In der Studie haben die Wissenschaftler zudem die Vorhersagekraft der neuen Risikogleichung mit der bisher verwendeten sogenannten Tangri-Formel verglichen. „Der 2012 publizierte Tangri-Score zur Prognose eines Nierenversagens beruht auf vier Variablen (Alter, Geschlecht, geschätzte glomuläre Filtrationsrate, Albumin-zu-Kreatinin-Verhältnis im Urin). Dieser gilt derzeit als Goldstandard, um Nierenversagen vorherzusagen. Wir konnten zeigen, dass unser Score eine signifikant bessere Vorhersagekraft hatte als der Tangri-Score“, so Zacharias. „Wir haben unseren Score auch als online-Service zu Forschungszwecken zur Verfügung gestellt. Benutzer und Benutzerinnen können hier die Werte für die sechs Parameter eingeben und erhalten dann das Risiko für ein Nierenversagen innerhalb der nächsten ein bis vier Jahre.“

„Die Anwendung dieser Risikogleichung in der klinischen Praxis verspricht eine verbesserte Versorgung von chronisch Nierenkranken. Sie erlaubt uns, Personen zu identifizieren, die von einer intensivierten fachärztlichen Betreuung profitieren würden“, erklärt GCKD-Studienleiter Professor Kai-Uwe Eckardt von der Charité – Universitätsmedizin Berlin.

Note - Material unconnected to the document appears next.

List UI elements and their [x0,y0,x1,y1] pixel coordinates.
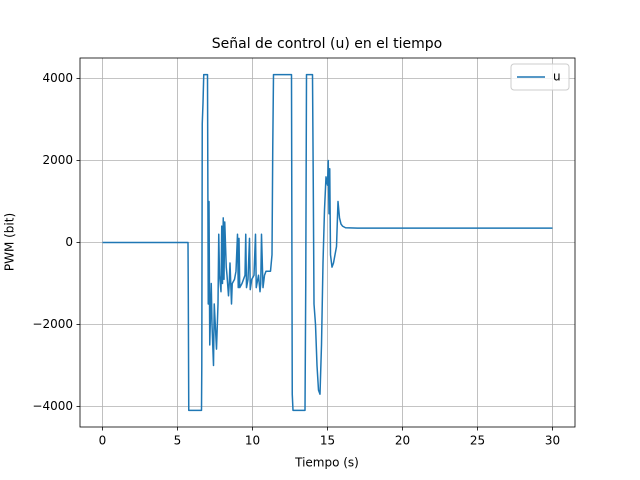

App für die personalisierte Versorgung

Die Arbeiten von Helena Zacharias sind Teil des vom Bundesministerium für Bildung und Forschung geförderten e:Med-Nachwuchskonsortiums „CKDNapp“. Zacharias ist wissenschaftliche Koordinatorin dieses Juniorverbunds, der aus vier unabhängigen Nachwuchsgruppen besteht. „Unser Ziel ist es, eine benutzungsfreundliche klinische Entscheidungsunterstützungs-Software in Form einer App zu entwickeln, die Ärztinnen und Ärzten bei der personalisierten Behandlung von Menschen mit chronischen Nierenerkrankungen unterstützt“, verrät die Wissenschaftlerin. Die App soll unerwünschte medizinische Ereignisse und Krankheitsverläufe vorhersagen. Außerdem soll sie die  Diagnose von chronischen Nierenerkrankungen verfeinern, eine transparente Begründung aller Vorhersagen und Empfehlungen liefern, eine Modifizierung von Patientenparametern ermöglichen und eine umfassende Unterstützung durch Literatur bieten.

Das ist die GCKD

Die German Chronic Kidney Disease (GCKD)-Studie wurde 2009 als weltweit größte Kohortenstudie für chronische Nierenerkrankung (engl. chronic kidney disease, CKD) angelegt. Seit über zehn Jahren arbeiten Wissenschaftlerinnen und Wissenschaftler von elf Universitäten in der vom Universitätsklinikum Erlangen koordinierten Studie mit über 150 niedergelassenen Nierenfachärztinnen und -ärzten zusammen, um etwa 5000 Menschen mit CKD zu beobachten. Im zweijährigen Rhythmus werden Biomaterialien in einer zentralen Biobank gesammelt. Hauptziele der Studie sind, mit Hilfe moderner Analysetechniken bislang nicht beschriebene Risikofaktoren und Marker zu identifizieren, die mit dem Fortschreiten von Nierenerkrankungen und Herz-Kreislauf-Komplikationen assoziiert sind. Langfristig sollen daraus neue diagnostische und therapeutische Ansatzpunkte abgeleitet werden.